There's no conflict between Indigenous people, native title and development
Date: Nov 16, 2017
The Aboriginal Land Rights (Northern Territory) Act 1976 is very special legislation, not just for the Northern Territory but by world standards.
It has enabled Aboriginal people to gain inalienable freehold title to 50 per cent of the Northern Territory and, through the High Court's 2008 Blue Mud Bay decision, almost 90 per cent of the NT coastline.
It amazes me that critics of the Northern Land Council, like the Centre for Independent Studies, persistently claim that the legislation prevents Aboriginal communities from managing leases on their own land and stifles economic development. The last thing the public needs is misinformation.
Under the legislation, traditional owners make decisions about use of their land. They decide whether or not to grant an interest or licence to a third party to conduct an activity on their land. There is also a misconception that land councils take a cut of the monies owed to traditional owners — this is untrue.
The allegation that the Land Rights Act gives traditional owners the right to own the land but not the right to use it is mischievous and wrong. It devalues the hard-won fight for land rights in the Top End and across the country.
From farming to rockets
Over its 40-year history, the Northern Land Council has delivered more than 2000 agreements under the Land Rights Act where traditional owners provide their consent to third-party interests (including Aboriginal controlled-enterprises and joint ventures). Current agreements include an Aboriginal mining company, Aboriginal-owned pastoral companies, numerous art centres, community stores, 99-year housing leases to Aboriginal individuals and, just recently, a commercial rocket launching facility.
In the Gumatj community of Gunyangara on the Gove Peninsula, a new form of township leasing is designed to retain Aboriginal control. The NLC (with the Central Land Council) campaigned successfully against the Commonwealth Government's previous model of township leases which were held by a Commonwealth entity.
New ways to create remote jobs
Trying to find a job can be hard. Trying to find a job while living in an isolated community thousands of kilometres from major industry hubs is even harder.
With the NLC chairman and deputy, I argued with the Federal Minister for Indigenous Affairs for control to be placed in Aboriginal hands through a local corporation. We celebrated this as a success and we look forward to seeing developments on Gunyangara. But to suggest that this system would avoid the need for leases is wrong.
In the small community of Baniyala in east Arnhem Land, senior traditional owner Djambawa Marawili wants to encourage new house construction and business investment to create local jobs.

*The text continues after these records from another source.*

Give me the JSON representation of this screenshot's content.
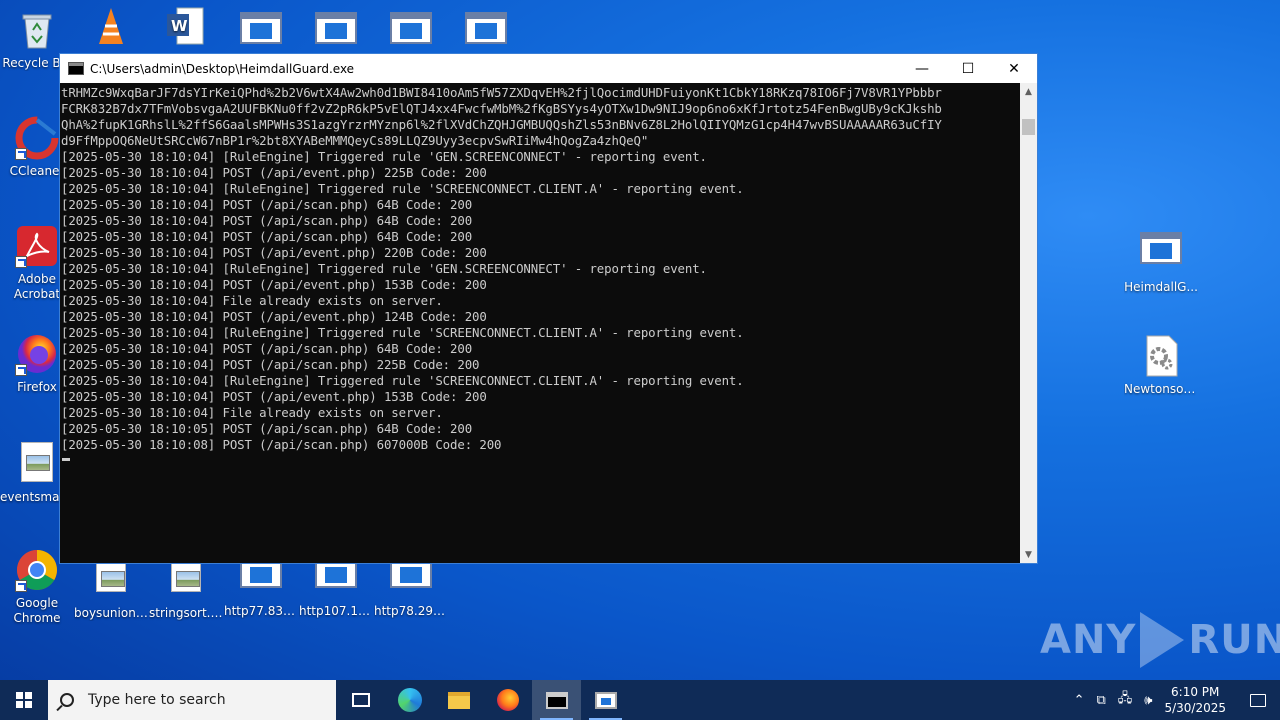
{
  "desktop": {
    "icons": [
      {
        "label": "Recycle Bin",
        "icon": "recycle-bin-icon"
      },
      {
        "label": "CCleaner",
        "icon": "ccleaner-icon"
      },
      {
        "label": "Adobe Acrobat",
        "icon": "adobe-acrobat-icon"
      },
      {
        "label": "Firefox",
        "icon": "firefox-icon"
      },
      {
        "label": "eventsmanager",
        "icon": "image-file-icon"
      },
      {
        "label": "Google Chrome",
        "icon": "chrome-icon"
      },
      {
        "label": "boysunion....",
        "icon": "image-file-icon"
      },
      {
        "label": "stringsort.jpg",
        "icon": "image-file-icon"
      },
      {
        "label": "http77.83.2...",
        "icon": "exe-icon"
      },
      {
        "label": "http107.175...",
        "icon": "exe-icon"
      },
      {
        "label": "http78.29.4...",
        "icon": "exe-icon"
      },
      {
        "label": "HeimdallG...",
        "icon": "exe-icon"
      },
      {
        "label": "Newtonsof...",
        "icon": "settings-file-icon"
      }
    ]
  },
  "window": {
    "title": "C:\\Users\\admin\\Desktop\\HeimdallGuard.exe",
    "minimize": "—",
    "maximize": "☐",
    "close": "✕",
    "lines": [
      "tRHMZc9WxqBarJF7dsYIrKeiQPhd%2b2V6wtX4Aw2wh0d1BWI8410oAm5fW57ZXDqvEH%2fjlQocimdUHDFuiyonKt1CbkY18RKzq78IO6Fj7V8VR1YPbbbr",
      "FCRK832B7dx7TFmVobsvgaA2UUFBKNu0ff2vZ2pR6kP5vElQTJ4xx4FwcfwMbM%2fKgBSYys4yOTXw1Dw9NIJ9op6no6xKfJrtotz54FenBwgUBy9cKJkshb",
      "QhA%2fupK1GRhslL%2ffS6GaalsMPWHs3S1azgYrzrMYznp6l%2flXVdChZQHJGMBUQQshZls53nBNv6Z8L2HolQIIYQMzG1cp4H47wvBSUAAAAAR63uCfIY",
      "d9FfMppOQ6NeUtSRCcW67nBP1r%2bt8XYABeMMMQeyCs89LLQZ9Uyy3ecpvSwRIiMw4hQogZa4zhQeQ\"",
      "[2025-05-30 18:10:04] [RuleEngine] Triggered rule 'GEN.SCREENCONNECT' - reporting event.",
      "[2025-05-30 18:10:04] POST (/api/event.php) 225B Code: 200",
      "[2025-05-30 18:10:04] [RuleEngine] Triggered rule 'SCREENCONNECT.CLIENT.A' - reporting event.",
      "[2025-05-30 18:10:04] POST (/api/scan.php) 64B Code: 200",
      "[2025-05-30 18:10:04] POST (/api/scan.php) 64B Code: 200",
      "[2025-05-30 18:10:04] POST (/api/scan.php) 64B Code: 200",
      "[2025-05-30 18:10:04] POST (/api/event.php) 220B Code: 200",
      "[2025-05-30 18:10:04] [RuleEngine] Triggered rule 'GEN.SCREENCONNECT' - reporting event.",
      "[2025-05-30 18:10:04] POST (/api/event.php) 153B Code: 200",
      "[2025-05-30 18:10:04] File already exists on server.",
      "[2025-05-30 18:10:04] POST (/api/event.php) 124B Code: 200",
      "[2025-05-30 18:10:04] [RuleEngine] Triggered rule 'SCREENCONNECT.CLIENT.A' - reporting event.",
      "[2025-05-30 18:10:04] POST (/api/scan.php) 64B Code: 200",
      "[2025-05-30 18:10:04] POST (/api/scan.php) 225B Code: 200",
      "[2025-05-30 18:10:04] [RuleEngine] Triggered rule 'SCREENCONNECT.CLIENT.A' - reporting event.",
      "[2025-05-30 18:10:04] POST (/api/event.php) 153B Code: 200",
      "[2025-05-30 18:10:04] File already exists on server.",
      "[2025-05-30 18:10:05] POST (/api/scan.php) 64B Code: 200",
      "[2025-05-30 18:10:08] POST (/api/scan.php) 607000B Code: 200"
    ]
  },
  "watermark": {
    "left": "ANY",
    "right": "RUN"
  },
  "taskbar": {
    "search_placeholder": "Type here to search",
    "items": [
      {
        "name": "task-view",
        "icon": "task-view-icon"
      },
      {
        "name": "edge",
        "icon": "edge-icon"
      },
      {
        "name": "file-explorer",
        "icon": "folder-icon"
      },
      {
        "name": "firefox",
        "icon": "firefox-icon"
      },
      {
        "name": "console",
        "icon": "console-icon"
      },
      {
        "name": "heimdallguard",
        "icon": "app-icon"
      }
    ],
    "time": "6:10 PM",
    "date": "5/30/2025"
  }
}
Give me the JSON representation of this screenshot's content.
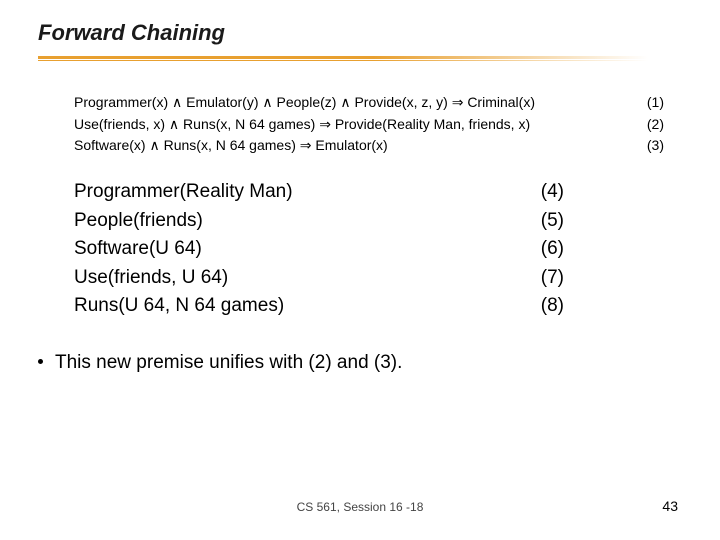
{
  "title": "Forward Chaining",
  "rules": [
    {
      "text": "Programmer(x) ∧ Emulator(y) ∧ People(z) ∧ Provide(x, z, y) ⇒ Criminal(x)",
      "num": "(1)"
    },
    {
      "text": "Use(friends, x) ∧ Runs(x, N 64 games) ⇒ Provide(Reality Man, friends, x)",
      "num": "(2)"
    },
    {
      "text": "Software(x) ∧ Runs(x, N 64 games) ⇒ Emulator(x)",
      "num": "(3)"
    }
  ],
  "facts": [
    {
      "text": "Programmer(Reality Man)",
      "num": "(4)"
    },
    {
      "text": "People(friends)",
      "num": "(5)"
    },
    {
      "text": "Software(U 64)",
      "num": "(6)"
    },
    {
      "text": "Use(friends, U 64)",
      "num": "(7)"
    },
    {
      "text": "Runs(U 64, N 64 games)",
      "num": "(8)"
    }
  ],
  "bullet": "This new premise unifies with (2) and (3).",
  "footer": "CS 561, Session 16 -18",
  "page": "43"
}
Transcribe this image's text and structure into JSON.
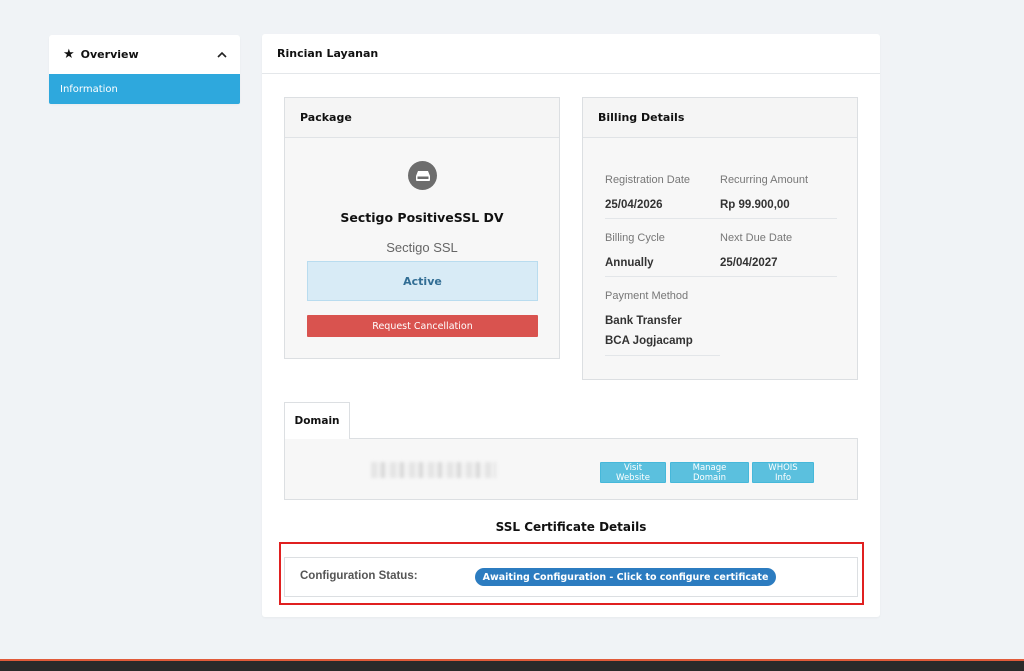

I have committed the NLC to continue strong engagement with Djambawa and his people, and this week I will brief a meeting of the NLC's full council on the aspirations of Baniyala and the proposed models for making decisions about leasing locally.
In the end, though, the arrangements at both Gunyangara and Baniyala have to meet the requirements of the Land Rights Act.
The range of activities on Aboriginal land in the Northern Territory is enormous and the successful role of land councils must be acknowledged, along with the profound importance of traditional owner consent.
Development for the many
It is important to dispel the myth that there is entrenched conflict between Indigenous people and development.
Indigenous people enthusiastically support development where clear benefits can be achieved, and if proposals are culturally, environmentally and economically sustainable, and not socially destructive.
The NLC's essential role is to give traditional owners a voice and to ensure their property rights are both protected and enabled. On their behalf, we promote economic development, we seek to create jobs, we seek to improve people's lives.
We want to make northern development work, especially for the many who live here permanently, not for the power elites who are motivated to extract wealth from the north with little or no return for those who will always live here.
Indigenous people are not just a special interest group in the Territory's future. We are the primary stakeholder.
The Land Rights Act and the Native Title Act have enabled the determination of traditional ownership and connection to lands throughout the north. This provides a fundamental basis for investment certainty. But what is missing is a policy framework of economic and social inclusion that can unlock the development potential.
This is why the NT Government's recent Pastoral Land Legislation Amendment Bill must rise above the "bucket loads of extinguishment" approach by John Howard and Tim Fischer in their 10-point plan to amend the Native Title Act in 1997.
We need a modern approach that brings Indigenous people and pastoralists together for the benefit of both.
We must reject the ideologies and malaise that have crippled Indigenous affairs and the nation for the past decade. We must drag the collective from the deep colonial past into a modern society, to benefit the poorest and disadvantaged people in this nation — its first peoples.